2023-07-26 rpool/off/products dataset full on off1#
What happened#
Tuesday 2023-07-25 at 22:30, Teleperion signaled us on slack an error while saving a product using the website:
Software error:
can't write into /srv/off/products/805/325/960/8031/10.sto: No space left on device at /srv/off/lib/ProductOpener/Store.pm line 235.
Investigating#
/srv/off/products points to /rpool/off/products
The ZFS rpool dataset is indeed full, with no space left on device.
We did get an alert for this in mails, but first one was the same day (25/07) at 20:07 !
CRITICALs: /rpool/off/products is 99.51 (outside range [:98]).
Solving#
First step was to remove the opf obf and opff datasets, as they were already moved to off2 and weren't needed anymore But this gained 22 Go only, which does not seems to be a solution for more than the very short term.
After that we investigate more thanks to Pierre and Raphaël. Looking at munin graphs, specially the yearly one, we saw that the /rpool/off/products dataset was growing fast, but in the past we saw the hard cut corresponding to snapshot deletion, making it loose 1/3 of the size (BTW it's not that easy to get to this yearly graphic). It occured to me that I did a change to sto-products-sync.sh following incident on ovh3 synchronization (see 2012-06-08 Stalled ZFS Sync for off products on ovh3) to avoid removing snapshot too quickly… and the simple solution had been to keep more snapshots.
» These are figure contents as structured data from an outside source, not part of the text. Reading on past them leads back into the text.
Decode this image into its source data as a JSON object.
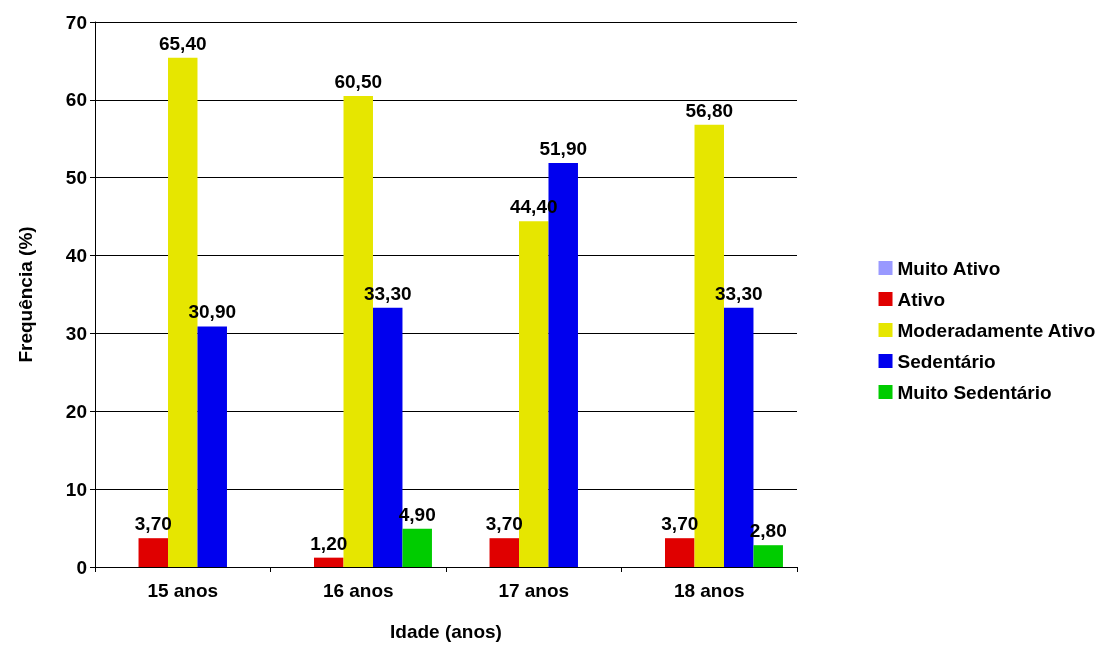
{
  "chart_data": {
    "type": "bar",
    "xlabel": "Idade (anos)",
    "ylabel": "Frequência (%)",
    "categories": [
      "15 anos",
      "16 anos",
      "17 anos",
      "18 anos"
    ],
    "series": [
      {
        "name": "Muito Ativo",
        "color": "#9999ff",
        "values": [
          null,
          null,
          null,
          null
        ]
      },
      {
        "name": "Ativo",
        "color": "#e00000",
        "values": [
          3.7,
          1.2,
          3.7,
          3.7
        ],
        "value_labels": [
          "3,70",
          "1,20",
          "3,70",
          "3,70"
        ]
      },
      {
        "name": "Moderadamente Ativo",
        "color": "#e6e600",
        "values": [
          65.4,
          60.5,
          44.4,
          56.8
        ],
        "value_labels": [
          "65,40",
          "60,50",
          "44,40",
          "56,80"
        ]
      },
      {
        "name": "Sedentário",
        "color": "#0000ee",
        "values": [
          30.9,
          33.3,
          51.9,
          33.3
        ],
        "value_labels": [
          "30,90",
          "33,30",
          "51,90",
          "33,30"
        ]
      },
      {
        "name": "Muito Sedentário",
        "color": "#00cc00",
        "values": [
          null,
          4.9,
          null,
          2.8
        ],
        "value_labels": [
          null,
          "4,90",
          null,
          "2,80"
        ]
      }
    ],
    "ylim": [
      0,
      70
    ],
    "yticks": [
      0,
      10,
      20,
      30,
      40,
      50,
      60,
      70
    ],
    "grid": "y",
    "legend": "right"
  }
}
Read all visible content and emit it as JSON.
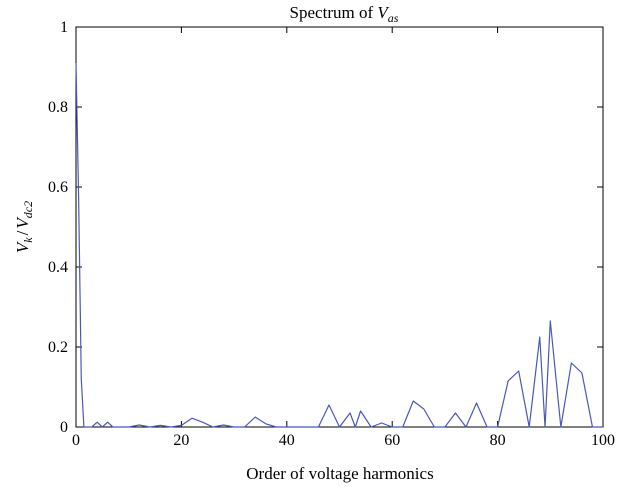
{
  "chart_data": {
    "type": "line",
    "title": {
      "prefix": "Spectrum of ",
      "var": "V",
      "sub": "as"
    },
    "xlabel": "Order of voltage harmonics",
    "ylabel": {
      "num": "V",
      "num_sub": "k",
      "sep": "/",
      "den": "V",
      "den_sub": "dc2"
    },
    "xlim": [
      0,
      100
    ],
    "ylim": [
      0,
      1
    ],
    "xticks": [
      0,
      20,
      40,
      60,
      80,
      100
    ],
    "yticks": [
      0,
      0.2,
      0.4,
      0.6,
      0.8,
      1
    ],
    "ytick_labels": [
      "0",
      "0.2",
      "0.4",
      "0.6",
      "0.8",
      "1"
    ],
    "grid": false,
    "line_color": "#4a58b8",
    "series": [
      {
        "x": [
          0,
          0.5,
          1,
          1.5,
          2,
          3,
          4,
          5,
          6,
          7,
          8,
          10,
          12,
          14,
          16,
          18,
          20,
          22,
          24,
          26,
          28,
          30,
          32,
          34,
          36,
          38,
          40,
          42,
          44,
          46,
          48,
          50,
          52,
          53,
          54,
          56,
          58,
          60,
          62,
          64,
          66,
          68,
          70,
          72,
          74,
          76,
          78,
          80,
          82,
          84,
          86,
          88,
          89,
          90,
          92,
          94,
          96,
          98,
          100
        ],
        "y": [
          0.91,
          0.57,
          0.12,
          0.0,
          0.0,
          0.0,
          0.012,
          0.0,
          0.012,
          0.0,
          0.0,
          0.0,
          0.005,
          0.0,
          0.004,
          0.0,
          0.004,
          0.022,
          0.012,
          0.0,
          0.005,
          0.0,
          0.0,
          0.025,
          0.008,
          0.0,
          0.0,
          0.0,
          0.0,
          0.0,
          0.055,
          0.0,
          0.035,
          0.0,
          0.04,
          0.0,
          0.01,
          0.0,
          0.0,
          0.065,
          0.045,
          0.0,
          0.0,
          0.035,
          0.0,
          0.06,
          0.0,
          0.0,
          0.115,
          0.14,
          0.0,
          0.225,
          0.0,
          0.265,
          0.0,
          0.16,
          0.135,
          0.0,
          0.0
        ]
      }
    ]
  }
}
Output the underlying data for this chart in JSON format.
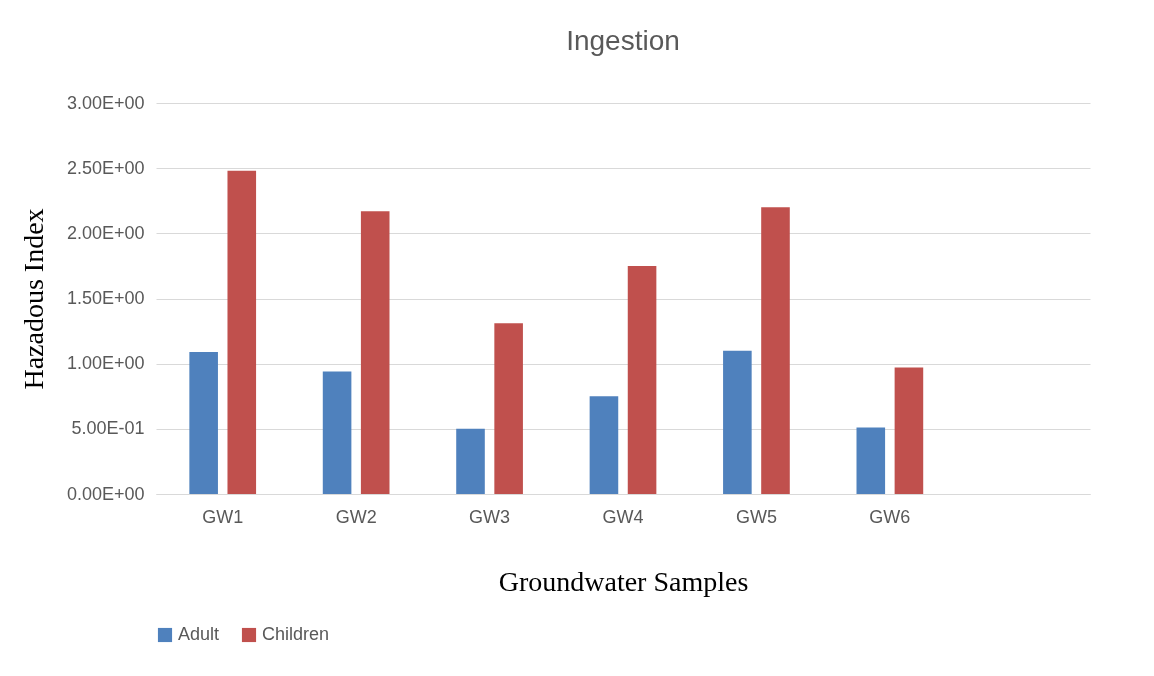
{
  "chart_data": {
    "type": "bar",
    "title": "Ingestion",
    "xlabel": "Groundwater Samples",
    "ylabel": "Hazadous Index",
    "categories": [
      "GW1",
      "GW2",
      "GW3",
      "GW4",
      "GW5",
      "GW6",
      null
    ],
    "series": [
      {
        "name": "Adult",
        "color": "#4f81bd",
        "values": [
          1.09,
          0.94,
          0.5,
          0.75,
          1.1,
          0.51,
          null
        ]
      },
      {
        "name": "Children",
        "color": "#c0504d",
        "values": [
          2.48,
          2.17,
          1.31,
          1.75,
          2.2,
          0.97,
          null
        ]
      }
    ],
    "ylim": [
      0,
      3
    ],
    "yticks": [
      {
        "value": 0,
        "label": "0.00E+00"
      },
      {
        "value": 0.5,
        "label": "5.00E-01"
      },
      {
        "value": 1,
        "label": "1.00E+00"
      },
      {
        "value": 1.5,
        "label": "1.50E+00"
      },
      {
        "value": 2,
        "label": "2.00E+00"
      },
      {
        "value": 2.5,
        "label": "2.50E+00"
      },
      {
        "value": 3,
        "label": "3.00E+00"
      }
    ],
    "grid": "y",
    "legend": "bottom"
  }
}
As we are about to move to off2, a temporary solution is to just remove some of the daily snapshosts from last month.
zfs destroy rpool/off/products@20230602-0000
zfs destroy rpool/off/products@20230603-0000
...
zfs destroy rpool/off/products@20230629-0000
zfs destroy rpool/off/products@20230630-0000
After that we are back to 174G of disk free space.
Post operations#
The 98% range on disk space alert is really too high and should be 90% - it's a lesson to bare in mind for off2
It seems illogical that the intermediary snapshots take so much disk space. We opened a bug to investigate why it is the case, because that might also be associated with a potential performance gain for the app: Understand why zfs snapshots take so much place on products dataset bug
The high disk usage might also explain the poor performances of the server this week (with some 504 on product page visualization, which normally does not involve MongoDB). (EDIT: nope, poor performance continues…)
removal on august#
On the 2023-08-10 I manually removed snapshots from 20230702-0000 to 20230719-0000 to insure we do not go full again until off2 migration.